Analytics alerts let you define rules that monitor API request performance and error rates. These rules evaluate metrics from the analytics.api_requests ClickHouse table, covering throughput, duration percentiles, and HTTP error counts.

Every analytics alert rule uses the Analytics Metric rule type.

Available metrics

Metric Summary Function Unit
Throughput throughput calls
Response Time - avg average seconds
Response Time - p75 average seconds
Response Time - p90 average seconds
Response Time - p95 average seconds
4XX Failure Count throughput
5XX Failure Count throughput
4XX and 5XX Failure Count throughput

All metrics are queried from the analytics.api_requests table.

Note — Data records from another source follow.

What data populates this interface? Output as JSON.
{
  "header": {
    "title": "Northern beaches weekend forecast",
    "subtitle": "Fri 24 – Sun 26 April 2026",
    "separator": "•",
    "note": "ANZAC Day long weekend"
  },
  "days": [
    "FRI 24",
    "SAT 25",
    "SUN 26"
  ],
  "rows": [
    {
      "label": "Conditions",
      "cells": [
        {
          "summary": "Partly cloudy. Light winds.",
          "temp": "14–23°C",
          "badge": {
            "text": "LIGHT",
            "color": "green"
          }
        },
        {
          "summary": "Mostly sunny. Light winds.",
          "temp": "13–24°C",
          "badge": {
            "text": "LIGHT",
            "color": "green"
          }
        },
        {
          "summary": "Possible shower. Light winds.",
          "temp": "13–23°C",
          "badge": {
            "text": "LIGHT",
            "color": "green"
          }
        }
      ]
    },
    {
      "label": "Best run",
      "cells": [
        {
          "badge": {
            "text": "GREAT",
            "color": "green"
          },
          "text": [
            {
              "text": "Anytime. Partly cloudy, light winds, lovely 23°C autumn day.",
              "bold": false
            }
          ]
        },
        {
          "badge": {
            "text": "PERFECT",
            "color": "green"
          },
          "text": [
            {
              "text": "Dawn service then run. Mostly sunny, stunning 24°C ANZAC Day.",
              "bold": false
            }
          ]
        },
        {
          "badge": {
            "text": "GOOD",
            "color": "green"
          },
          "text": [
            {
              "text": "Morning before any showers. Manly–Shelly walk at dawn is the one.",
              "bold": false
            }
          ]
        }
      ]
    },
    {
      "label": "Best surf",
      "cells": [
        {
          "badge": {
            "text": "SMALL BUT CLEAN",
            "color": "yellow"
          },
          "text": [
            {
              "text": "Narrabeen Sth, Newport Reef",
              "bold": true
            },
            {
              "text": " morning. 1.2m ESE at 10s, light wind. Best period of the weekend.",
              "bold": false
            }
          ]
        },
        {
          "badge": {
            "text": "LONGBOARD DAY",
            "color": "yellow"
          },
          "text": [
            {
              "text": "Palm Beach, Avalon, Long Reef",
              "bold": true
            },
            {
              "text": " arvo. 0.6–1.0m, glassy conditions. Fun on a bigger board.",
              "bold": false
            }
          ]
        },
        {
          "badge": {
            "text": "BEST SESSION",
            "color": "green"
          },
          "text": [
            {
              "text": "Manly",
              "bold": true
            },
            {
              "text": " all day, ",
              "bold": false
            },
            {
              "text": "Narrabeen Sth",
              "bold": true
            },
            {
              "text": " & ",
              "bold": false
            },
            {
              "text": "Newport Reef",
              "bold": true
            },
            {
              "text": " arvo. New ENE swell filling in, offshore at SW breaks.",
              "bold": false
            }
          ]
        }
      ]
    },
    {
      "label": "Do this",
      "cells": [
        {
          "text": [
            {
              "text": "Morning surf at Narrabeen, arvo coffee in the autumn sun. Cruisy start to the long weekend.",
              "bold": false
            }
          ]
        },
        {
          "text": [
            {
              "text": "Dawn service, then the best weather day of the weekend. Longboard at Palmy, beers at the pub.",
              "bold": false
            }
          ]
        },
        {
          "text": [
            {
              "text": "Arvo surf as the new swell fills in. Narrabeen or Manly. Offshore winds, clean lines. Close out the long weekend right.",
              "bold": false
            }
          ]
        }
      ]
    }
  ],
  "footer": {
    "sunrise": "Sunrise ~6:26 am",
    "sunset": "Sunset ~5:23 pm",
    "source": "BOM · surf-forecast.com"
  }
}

Enter response time thresholds in seconds. The alert engine converts units automatically.

Targets

Analytics alert rules do not use project-level targets. Use Group By to scope which API endpoints or dimensions the rule evaluates.

Filters

Analytics rules inherit the standard filter mechanism. You can narrow evaluation to specific API endpoints, status codes, or other request attributes using filter conditions.

Group By

Group By is a required field for analytics alert rules. It groups the evaluation by API endpoint or another request dimension. Each group is evaluated independently against the threshold, and each group that violates the threshold creates a separate incident.

Common Group By values include:

  • API endpoint path
  • HTTP method
  • Service name
  • Status code category

Evaluation logic

The supported operators are:

Operator Triggers when
above Value is greater than or equal to the threshold
below Value is less than or equal to the threshold
equal Value equals the threshold

Each group produced by the Group By field is compared against the threshold independently. If three API endpoints all exceed the threshold, three separate incidents are opened.

Examples

API latency alert

Detect when the 95th percentile response time for any API endpoint exceeds an acceptable limit.

Field Value
Metric Response Time - p95
Operator above
Threshold 3 (3 seconds)
Group By API endpoint

This rule evaluates the 95th percentile duration for each API endpoint. If any endpoint's P95 latency exceeds 3 seconds in the evaluation window, an incident is opened for that endpoint. This helps catch slow endpoints before they affect user experience.

5XX error spike

Alert when server error responses surge for any API endpoint, indicating a potential backend failure.

Field Value
Metric 5XX Failure Count
Operator above
Threshold 50
Group By API endpoint

This rule counts 5XX responses per API endpoint. If any endpoint returns more than 50 server errors in the evaluation window, an incident is created. Pairing this with a throughput rule gives visibility into whether errors correlate with traffic spikes.